Awesome Conferences

Tivo: Better than documentation, a video

When I see really good instruction books, I smile.

Writing instructions on how to assembly a product is hard. Your audience is most likely coming at the situation "blind" with little experience, and there is little reason for them to invest time in becoming an expert in assembling the product because once it works, that knowledge becomes useless. Get it done and forget about it. Unless, of course, you plan on buying the same item again and again. With something like a bookcase, that isn't true.

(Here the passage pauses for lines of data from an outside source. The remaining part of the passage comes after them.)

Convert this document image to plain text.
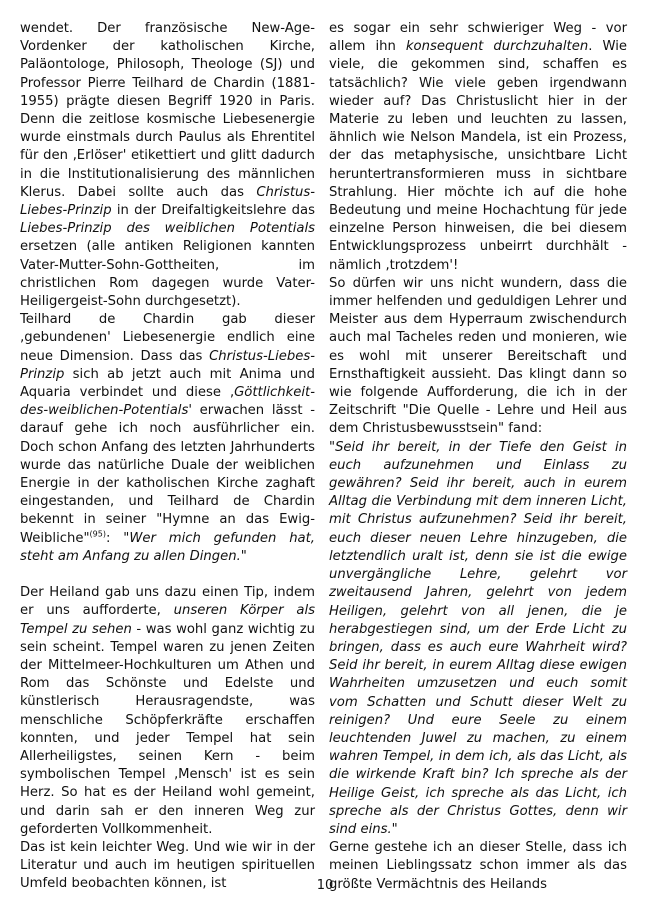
wendet. Der französische New-Age-Vordenker der katholischen Kirche, Paläontologe, Philosoph, Theologe (SJ) und Professor Pierre Teilhard de Chardin (1881-1955) prägte diesen Begriff 1920 in Paris. Denn die zeitlose kosmische Liebesenergie wurde einstmals durch Paulus als Ehrentitel für den ‚Erlöser' etikettiert und glitt dadurch in die Institutionalisierung des männlichen Klerus. Dabei sollte auch das Christus-Liebes-Prinzip in der Dreifaltigkeitslehre das Liebes-Prinzip des weiblichen Potentials ersetzen (alle antiken Religionen kannten Vater-Mutter-Sohn-Gottheiten, im christlichen Rom dagegen wurde Vater-Heiligergeist-Sohn durchgesetzt).

Teilhard de Chardin gab dieser ‚gebundenen' Liebesenergie endlich eine neue Dimension. Dass das Christus-Liebes-Prinzip sich ab jetzt auch mit Anima und Aquaria verbindet und diese ‚Göttlichkeit-des-weiblichen-Potentials' erwachen lässt - darauf gehe ich noch ausführlicher ein. Doch schon Anfang des letzten Jahrhunderts wurde das natürliche Duale der weiblichen Energie in der katholischen Kirche zaghaft eingestanden, und Teilhard de Chardin bekennt in seiner "Hymne an das Ewig-Weibliche"$^{(95)}$: "Wer mich gefunden hat, steht am Anfang zu allen Dingen."

Der Heiland gab uns dazu einen Tip, indem er uns aufforderte, unseren Körper als Tempel zu sehen - was wohl ganz wichtig zu sein scheint. Tempel waren zu jenen Zeiten der Mittelmeer-Hochkulturen um Athen und Rom das Schönste und Edelste und künstlerisch Herausragendste, was menschliche Schöpferkräfte erschaffen konnten, und jeder Tempel hat sein Allerheiligstes, seinen Kern - beim symbolischen Tempel ‚Mensch' ist es sein Herz. So hat es der Heiland wohl gemeint, und darin sah er den inneren Weg zur geforderten Vollkommenheit.

Das ist kein leichter Weg. Und wie wir in der Literatur und auch im heutigen spirituellen Umfeld beobachten können, ist

es sogar ein sehr schwieriger Weg - vor allem ihn konsequent durchzuhalten. Wie viele, die gekommen sind, schaffen es tatsächlich? Wie viele geben irgendwann wieder auf? Das Christuslicht hier in der Materie zu leben und leuchten zu lassen, ähnlich wie Nelson Mandela, ist ein Prozess, der das metaphysische, unsichtbare Licht heruntertransformieren muss in sichtbare Strahlung. Hier möchte ich auf die hohe Bedeutung und meine Hochachtung für jede einzelne Person hinweisen, die bei diesem Entwicklungsprozess unbeirrt durchhält - nämlich ‚trotzdem'!

So dürfen wir uns nicht wundern, dass die immer helfenden und geduldigen Lehrer und Meister aus dem Hyperraum zwischendurch auch mal Tacheles reden und monieren, wie es wohl mit unserer Bereitschaft und Ernsthaftigkeit aussieht. Das klingt dann so wie folgende Aufforderung, die ich in der Zeitschrift "Die Quelle - Lehre und Heil aus dem Christusbewusstsein" fand:

"Seid ihr bereit, in der Tiefe den Geist in euch aufzunehmen und Einlass zu gewähren? Seid ihr bereit, auch in eurem Alltag die Verbindung mit dem inneren Licht, mit Christus aufzunehmen? Seid ihr bereit, euch dieser neuen Lehre hinzugeben, die letztendlich uralt ist, denn sie ist die ewige unvergängliche Lehre, gelehrt vor zweitausend Jahren, gelehrt von jedem Heiligen, gelehrt von all jenen, die je herabgestiegen sind, um der Erde Licht zu bringen, dass es auch eure Wahrheit wird? Seid ihr bereit, in eurem Alltag diese ewigen Wahrheiten umzusetzen und euch somit vom Schatten und Schutt dieser Welt zu reinigen? Und eure Seele zu einem leuchtenden Juwel zu machen, zu einem wahren Tempel, in dem ich, als das Licht, als die wirkende Kraft bin? Ich spreche als der Heilige Geist, ich spreche als das Licht, ich spreche als der Christus Gottes, denn wir sind eins."

Gerne gestehe ich an dieser Stelle, dass ich meinen Lieblingssatz schon immer als das größte Vermächtnis des Heilands

10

Compare the typical furniture installation guide to what you get with furniture from Ikea. I don't think good instructions like this are an accident. I assume (can someone from Ikea confirm?) that they do usability studies: people with little experience are given the product and asked to install it as trained professionals watch them through a one-way mirror. The documentation is improved based on observations and interviews.

Now let's talk about the Apple Xserve installation process. I've installed, maybe, 6 Apple Xserve computers. The instructions frustrating. You continually keep saying to yourself, "Why would they want me to do that?" and yet, if you skip those steps you end up regretting it later, often having to start over from scratch. "Oh, now I understand. If you don't use your left elbow to support the frizenfrats, your right hand won't be free to slide the wingding into the snortplex." The design of the Apple Xserve is extremely elegant, but you don't realize it until you are done thus it is tempting to not follow the instructions precicely. If I went more than a month without installing an Xserve I would forget how to do it and feel like a newbie all over again. When you do it their way everything "just works." If only they could explain at the beginning what it would look like at the end. Word won't do justice to it. It's like explaining to a blind person what "red" looks like. I wish Apple would include a video showing how it looks and works when it's done. Demonstrate how it slides in and out of the rack so well. Then walk through the installation process, showing how the case is actually what gets attached to the rack, and the guts slide into the case. (If you've installed one of these things, you know what I mean.) After watching that, the user is no longer doing the installation "blind" and actual installation time would be dramatically reduced. Much less frustrating.

Sometimes the problem is simply fear of the unknown. People generally fear messing with the crazy, messy, wires in a home entertainment system. Consider the Tivo with its multitude connectors for video out: composite, HDMI, other acronyms I can't remember. They've put out a video that shows the installation process. I recommend people watch the video even if they don't own or plan on owning a Tivo. It's a good example of how to do a video introduction to a complicated process. The video is shot in a living-room, not a lab. Notice that the voice is friendly, plain-spoken (referring to "that cable guy"), even making commentary ("I love it when it's color coded") and using slang ("this little puppy"). It starts with an overriding premise: all connections will be "from out, to in" and this phrase is emphasized throughout. Watch it and understand.

Does your company make a product that would benefit from an installation video?